Yes, the newspapers were right: snow was general all over Ireland. It was falling softly upon the Bog of Allen and, further westwards, softly falling into the dark mutinous Shannon waves. It was falling too upon every part of the lonely churchyard where Michael Furey lay buried. It lay thickly drifted on the crooked crosses and headstones, on the spears of the little gate, on the barren thorns. His soul swooned slowly as he heard the snow falling faintly through the universe and faintly falling, like the descent of their last end, upon all the living and the dead.


And then I did a bit of baking, which puts me in my kitchen, which has a greenhouse window and a wonderful lookout over the snow coming down. 

Yes, the newspapers, and TV, and the weather app on my phone were right: snow was general all over Massachusetts.

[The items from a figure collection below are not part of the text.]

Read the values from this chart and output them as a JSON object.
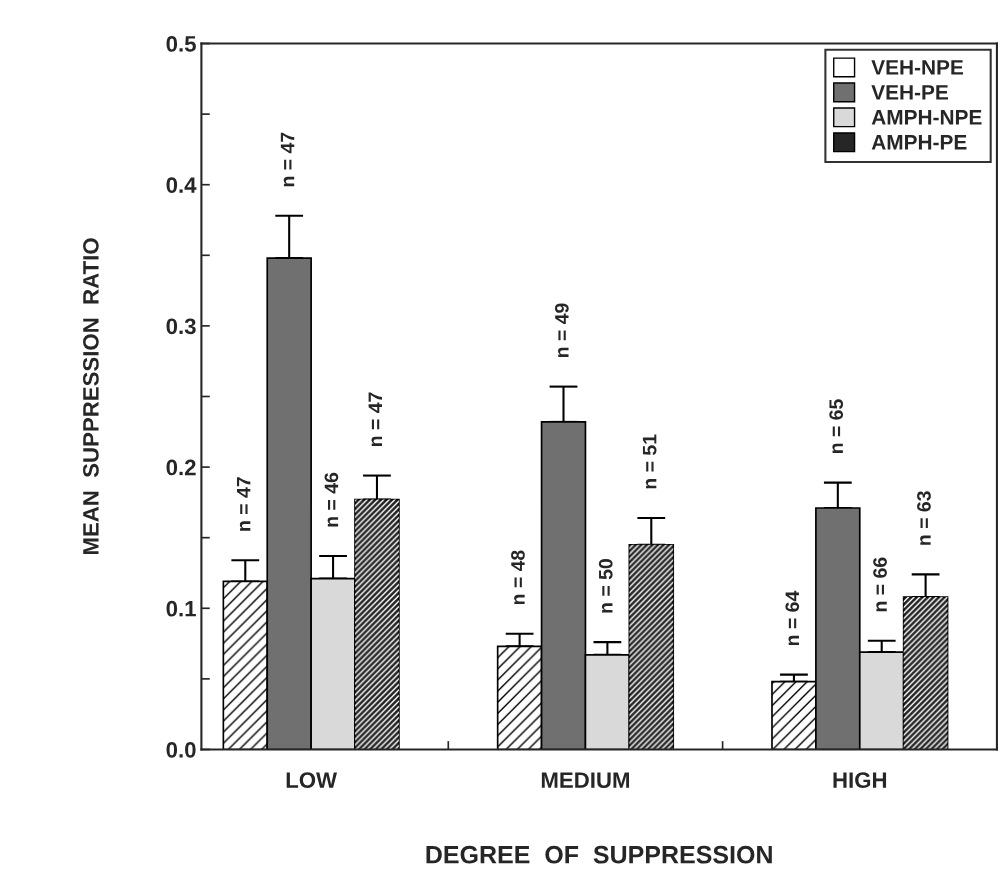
{
  "chart_data": {
    "type": "bar",
    "xlabel": "DEGREE  OF  SUPPRESSION",
    "ylabel": "MEAN  SUPPRESSION  RATIO",
    "categories": [
      "LOW",
      "MEDIUM",
      "HIGH"
    ],
    "annotations": [
      "n = 47",
      "n = 48",
      "n = 64",
      "n = 47",
      "n = 49",
      "n = 65",
      "n = 46",
      "n = 50",
      "n = 66",
      "n = 47",
      "n = 51",
      "n = 63"
    ],
    "series": [
      {
        "name": "VEH-NPE",
        "color": "#ffffff",
        "values": [
          0.119,
          0.073,
          0.048
        ],
        "errors": [
          0.015,
          0.009,
          0.005
        ]
      },
      {
        "name": "VEH-PE",
        "color": "#707070",
        "values": [
          0.348,
          0.232,
          0.171
        ],
        "errors": [
          0.03,
          0.025,
          0.018
        ]
      },
      {
        "name": "AMPH-NPE",
        "color": "#d9d9d9",
        "values": [
          0.121,
          0.067,
          0.069
        ],
        "errors": [
          0.016,
          0.009,
          0.008
        ]
      },
      {
        "name": "AMPH-PE",
        "color": "#262626",
        "values": [
          0.177,
          0.145,
          0.108
        ],
        "errors": [
          0.017,
          0.019,
          0.016
        ]
      }
    ],
    "ylim": [
      0,
      0.5
    ],
    "yticks": [
      {
        "value": 0,
        "label": "0.0"
      },
      {
        "value": 0.05,
        "label": null
      },
      {
        "value": 0.1,
        "label": "0.1"
      },
      {
        "value": 0.15,
        "label": null
      },
      {
        "value": 0.2,
        "label": "0.2"
      },
      {
        "value": 0.25,
        "label": null
      },
      {
        "value": 0.3,
        "label": "0.3"
      },
      {
        "value": 0.35,
        "label": null
      },
      {
        "value": 0.4,
        "label": "0.4"
      },
      {
        "value": 0.45,
        "label": null
      },
      {
        "value": 0.5,
        "label": "0.5"
      }
    ],
    "legend": "top right",
    "grid": false
  }
}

And a lot of it.

It was falling softly upon the Public Garden and, further westwards, softly falling all over Worcester, which, whenever there's a storm, always seems to get the brunt of it. And not always softly.

I wasn't there to see it, but I'm pretty sure it was falling, too, upon every part of Mt. Auburn Cemetery, where a good part of my husband's ashes lay buried. I suspect that it's laying thickly drifted on the crooked crosses and headstones, on the spears of the big gates...And on the ash plot on Azalea Way.

My soul did not swoon slowly as I heard the snow falling faintly through the universe and faintly falling, like the descent of their last end, upon all the living and the dead.

But I did feel something looking out on all that snow. And that was wishing that it would remain light, fluffy and pristine. That the sidewalks would all be shoveled and no snow left to harden into treacherous icepacks that can turn into broken hips for elderly widow ladies who venture too far out. That Christmas will be white, and not covered with a gritty scrim of exhaust fumes. That today's winter wonderland will not be transformed into nodes of hardened, blackish-gray mounds, riddled with yellow dog piss marks.

For today, however, it's lovely out there.

Nice to be snowbound every once in a while.


2 comments:

Ellen said...

Beautifully written! You almost made me wish I were in the snow. Almost.

valerie said...

What a gentle, moving piece ... it touched my soul with a glimpse of yours.